Not sanitized for your protectionChris Rock, on the other hand, has done nothing that makes him all that familiar or comfortable for, say, your grandma. Even with a lot of mainstream success under his belt, he maintains a cutting sensibility and has yet to choose to settle thoroughly on any particular family-friendly image. In fact, that's what may make the task so challenging for him. It is the job of an awards show host to be funny but not objectionable, which is why the experience tends to be so neutering in the first place.

And it’s not that good comedy can’t be clean — Rock wouldn’t be where he is if he couldn't be funny in settings where the FCC has to be reckoned with. It’s more that hosting the Oscars is an exercise in being in a ridiculous situation and correctly reading how much you’re allowed to make fun of it. Everyone has seen the moment during an Oscar broadcast where someone makes a joke at the expense of a particular actor, and that actor is then shown in the audience chuckling indulgently. The effect is to actually glorify the actor for being such a fine person as to tolerate mockery like a good sport. Jack Nicholson has made an entire second career out of giving that ambiguous look — that look like, “Heh-heh, I’m laughing, but I’m gonna kill you, but not really, but kind of — just kidding!”

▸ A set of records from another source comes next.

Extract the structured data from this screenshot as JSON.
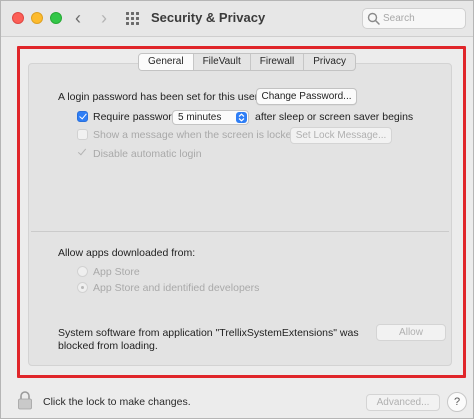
{
  "window": {
    "title": "Security & Privacy"
  },
  "search": {
    "placeholder": "Search"
  },
  "tabs": [
    {
      "label": "General",
      "active": true
    },
    {
      "label": "FileVault",
      "active": false
    },
    {
      "label": "Firewall",
      "active": false
    },
    {
      "label": "Privacy",
      "active": false
    }
  ],
  "general": {
    "login_password_text": "A login password has been set for this user",
    "change_password_label": "Change Password...",
    "require_password_label": "Require password",
    "require_password_checked": true,
    "require_password_delay": "5 minutes",
    "after_sleep_text": "after sleep or screen saver begins",
    "show_message_label": "Show a message when the screen is locked",
    "set_lock_message_label": "Set Lock Message...",
    "disable_auto_login_label": "Disable automatic login"
  },
  "allow_apps": {
    "heading": "Allow apps downloaded from:",
    "options": [
      "App Store",
      "App Store and identified developers"
    ],
    "selected": "App Store and identified developers"
  },
  "blocked": {
    "message_line1": "System software from application \"TrellixSystemExtensions\" was",
    "message_line2": "blocked from loading.",
    "allow_label": "Allow"
  },
  "footer": {
    "lock_text": "Click the lock to make changes.",
    "advanced_label": "Advanced...",
    "help_label": "?"
  },
  "colors": {
    "highlight": "#e0262a",
    "accent": "#2e7ef6"
  }
}
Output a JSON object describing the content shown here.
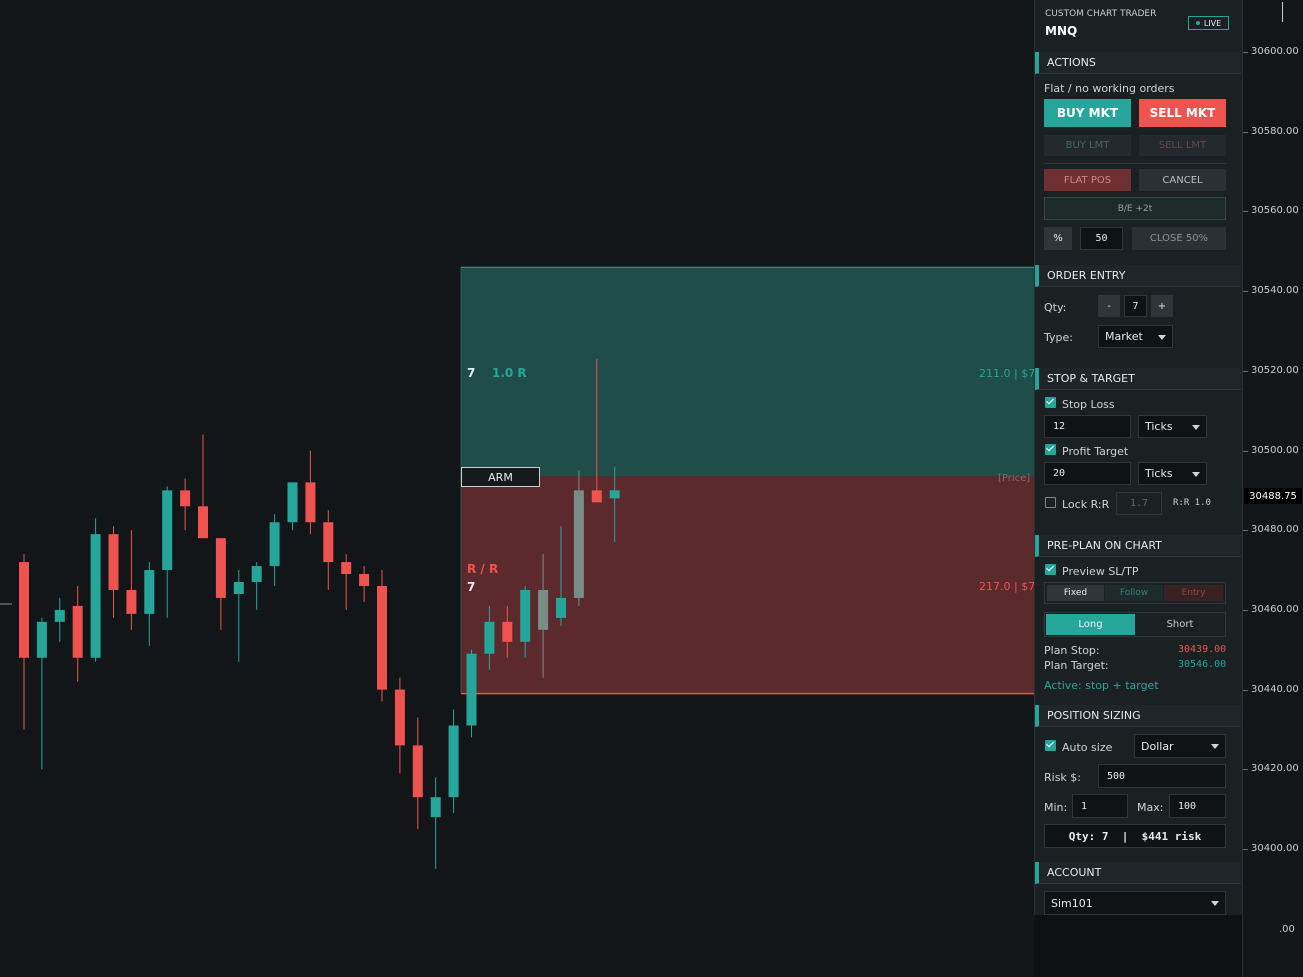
{
  "panel": {
    "subtitle": "CUSTOM CHART TRADER",
    "symbol": "MNQ",
    "live_badge": "LIVE",
    "sections": {
      "actions": "ACTIONS",
      "order_entry": "ORDER ENTRY",
      "stop_target": "STOP & TARGET",
      "preplan": "PRE-PLAN ON CHART",
      "sizing": "POSITION SIZING",
      "account": "ACCOUNT"
    },
    "actions": {
      "status": "Flat / no working orders",
      "buy_mkt": "BUY MKT",
      "sell_mkt": "SELL MKT",
      "buy_lmt": "BUY LMT",
      "sell_lmt": "SELL LMT",
      "flat_pos": "FLAT POS",
      "cancel": "CANCEL",
      "breakeven": "B/E +2t",
      "percent_btn": "%",
      "percent_value": "50",
      "close_pct": "CLOSE 50%"
    },
    "order_entry": {
      "qty_label": "Qty:",
      "minus": "-",
      "qty": "7",
      "plus": "+",
      "type_label": "Type:",
      "type_value": "Market"
    },
    "stop_target": {
      "stop_label": "Stop Loss",
      "stop_value": "12",
      "stop_unit": "Ticks",
      "target_label": "Profit Target",
      "target_value": "20",
      "target_unit": "Ticks",
      "lock_label": "Lock R:R",
      "lock_value": "1.7",
      "rr_readout": "R:R 1.0"
    },
    "preplan": {
      "preview_label": "Preview SL/TP",
      "mode_fixed": "Fixed",
      "mode_follow": "Follow",
      "mode_entry": "Entry",
      "long": "Long",
      "short": "Short",
      "plan_stop_label": "Plan Stop:",
      "plan_stop_value": "30439.00",
      "plan_target_label": "Plan Target:",
      "plan_target_value": "30546.00",
      "active_text": "Active: stop + target"
    },
    "sizing": {
      "auto_label": "Auto size",
      "auto_mode": "Dollar",
      "risk_label": "Risk $:",
      "risk_value": "500",
      "min_label": "Min:",
      "min_value": "1",
      "max_label": "Max:",
      "max_value": "100",
      "summary": "Qty: 7  |  $441 risk"
    },
    "account": {
      "value": "Sim101"
    }
  },
  "chart": {
    "target_zone": {
      "qty": "7",
      "r_label": "1.0 R",
      "readout": "211.0 | $7"
    },
    "stop_zone": {
      "rr_label": "R / R",
      "qty": "7",
      "readout": "217.0 | $7"
    },
    "arm_button": "ARM",
    "price_tag": "[Price]",
    "axis_ticks": [
      "30600.00",
      "30580.00",
      "30560.00",
      "30540.00",
      "30520.00",
      "30500.00",
      "30480.00",
      "30460.00",
      "30440.00",
      "30420.00",
      "30400.00"
    ],
    "current_price": "30488.75",
    "axis_bottom_partial": ".00",
    "colors": {
      "up": "#26a69a",
      "down": "#ef5350",
      "neutral": "#7a8c86",
      "target_zone": "#1f4d49",
      "stop_zone": "#5c2a2d"
    }
  },
  "chart_data": {
    "type": "candlestick",
    "y_axis": {
      "ticks": [
        30600,
        30580,
        30560,
        30540,
        30520,
        30500,
        30480,
        30460,
        30440,
        30420,
        30400
      ],
      "current": 30488.75
    },
    "levels": {
      "target_top": 30546.0,
      "entry": 30493.5,
      "stop_bottom": 30439.0
    },
    "candles": [
      {
        "o": 30472,
        "h": 30474,
        "l": 30430,
        "c": 30448
      },
      {
        "o": 30448,
        "h": 30458,
        "l": 30420,
        "c": 30457
      },
      {
        "o": 30457,
        "h": 30463,
        "l": 30452,
        "c": 30460
      },
      {
        "o": 30461,
        "h": 30466,
        "l": 30442,
        "c": 30448
      },
      {
        "o": 30448,
        "h": 30483,
        "l": 30447,
        "c": 30479
      },
      {
        "o": 30479,
        "h": 30481,
        "l": 30458,
        "c": 30465
      },
      {
        "o": 30465,
        "h": 30480,
        "l": 30455,
        "c": 30459
      },
      {
        "o": 30459,
        "h": 30472,
        "l": 30451,
        "c": 30470
      },
      {
        "o": 30470,
        "h": 30491,
        "l": 30458,
        "c": 30490
      },
      {
        "o": 30490,
        "h": 30493,
        "l": 30480,
        "c": 30486
      },
      {
        "o": 30486,
        "h": 30504,
        "l": 30478,
        "c": 30478
      },
      {
        "o": 30478,
        "h": 30475,
        "l": 30455,
        "c": 30463
      },
      {
        "o": 30464,
        "h": 30470,
        "l": 30447,
        "c": 30467
      },
      {
        "o": 30467,
        "h": 30472,
        "l": 30460,
        "c": 30471
      },
      {
        "o": 30471,
        "h": 30484,
        "l": 30466,
        "c": 30482
      },
      {
        "o": 30482,
        "h": 30490,
        "l": 30480,
        "c": 30492
      },
      {
        "o": 30492,
        "h": 30500,
        "l": 30479,
        "c": 30482
      },
      {
        "o": 30482,
        "h": 30485,
        "l": 30465,
        "c": 30472
      },
      {
        "o": 30472,
        "h": 30474,
        "l": 30460,
        "c": 30469
      },
      {
        "o": 30469,
        "h": 30471,
        "l": 30462,
        "c": 30466
      },
      {
        "o": 30466,
        "h": 30470,
        "l": 30437,
        "c": 30440
      },
      {
        "o": 30440,
        "h": 30443,
        "l": 30419,
        "c": 30426
      },
      {
        "o": 30426,
        "h": 30433,
        "l": 30405,
        "c": 30413
      },
      {
        "o": 30408,
        "h": 30418,
        "l": 30395,
        "c": 30413
      },
      {
        "o": 30413,
        "h": 30435,
        "l": 30409,
        "c": 30431
      },
      {
        "o": 30431,
        "h": 30450,
        "l": 30428,
        "c": 30449
      },
      {
        "o": 30449,
        "h": 30461,
        "l": 30445,
        "c": 30457
      },
      {
        "o": 30457,
        "h": 30461,
        "l": 30448,
        "c": 30452
      },
      {
        "o": 30452,
        "h": 30466,
        "l": 30448,
        "c": 30465
      },
      {
        "o": 30465,
        "h": 30474,
        "l": 30443,
        "c": 30455
      },
      {
        "o": 30458,
        "h": 30481,
        "l": 30456,
        "c": 30463
      },
      {
        "o": 30463,
        "h": 30495,
        "l": 30461,
        "c": 30490
      },
      {
        "o": 30490,
        "h": 30523,
        "l": 30488,
        "c": 30487
      },
      {
        "o": 30488,
        "h": 30496,
        "l": 30477,
        "c": 30490
      }
    ]
  }
}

In fact, one could argue that an inability to read the room and know that you can’t really make fun of it in a way that actually makes anyone look bad was what sank David Letterman. Letterman isn’t really capable of pretending not to think anything is stupid, and the Academy Awards were no exception. So the audience of pampered celebrities didn't take to him, so they didn't laugh, so it seemed like he was bombing.

In-joke lovefest
Billy Crystal, on the other hand, can play the game. There’s a good reason why Crystal’s opening medleys were what made him most famous. They were a clever way of allowing for something funny that didn’t require him to make fun of the preposterous display of ego that is a room full of people preparing to hand out awards to themselves for how wonderful they are. After all, the stupidest thing in attendance at any awards ceremony is the idea itself — the idea of a bunch of rich and famous people spending obscene amounts of money on self-celebration and expecting anyone else to care. A comedian like Crystal needs something like those medleys that can get him laughs without the awkwardness of the monologue in which yes, you can make the occasional joke about Jack’s young and pretty girlfriend, but no, you cannot point out that many of these people have spent enough money on clothes to feed a poor family for a year and their future charity work will come off just a little hollow as a result.

Yes, every host tries to do a little obligatory skewering of Hollywood, but it tends to be so toothless and obviously in-jokey that it doesn’t really satisfy. How can Billy Crystal make fun of Hollywood? How can Steve Martin? They’ve both utterly embraced images that have made them rich within their comfort levels and everyone else’s. No recent host offers anywhere near the potential for actual hostility toward the institution that is presented by Chris Rock. His recent public comments about Foxx are probably very telling in this regard — when he says he’s going to mention it on the show if Foxx doesn't win, what he’s really signaling is a willingness to question the legitimacy of the awards themselves and of the Hollywood scene, rather than just tease the audience about the day’s Page Six headline about who got drunk and hit on Hilary Swank.

The people behind the Oscars apparently decided they wanted someone who could deliver a younger crowd — the same crowd that has made a hit out of “The Daily Show” and doesn't have much interest in seeing that old guy from “Analyze This” make more Marlon Brando jokes. Will it work? It’s hard to say. What’s clear is that for the first time in about 15 years, nobody really knows what the Academy Awards are going to look like, and that can't help but be an ultimately good thing.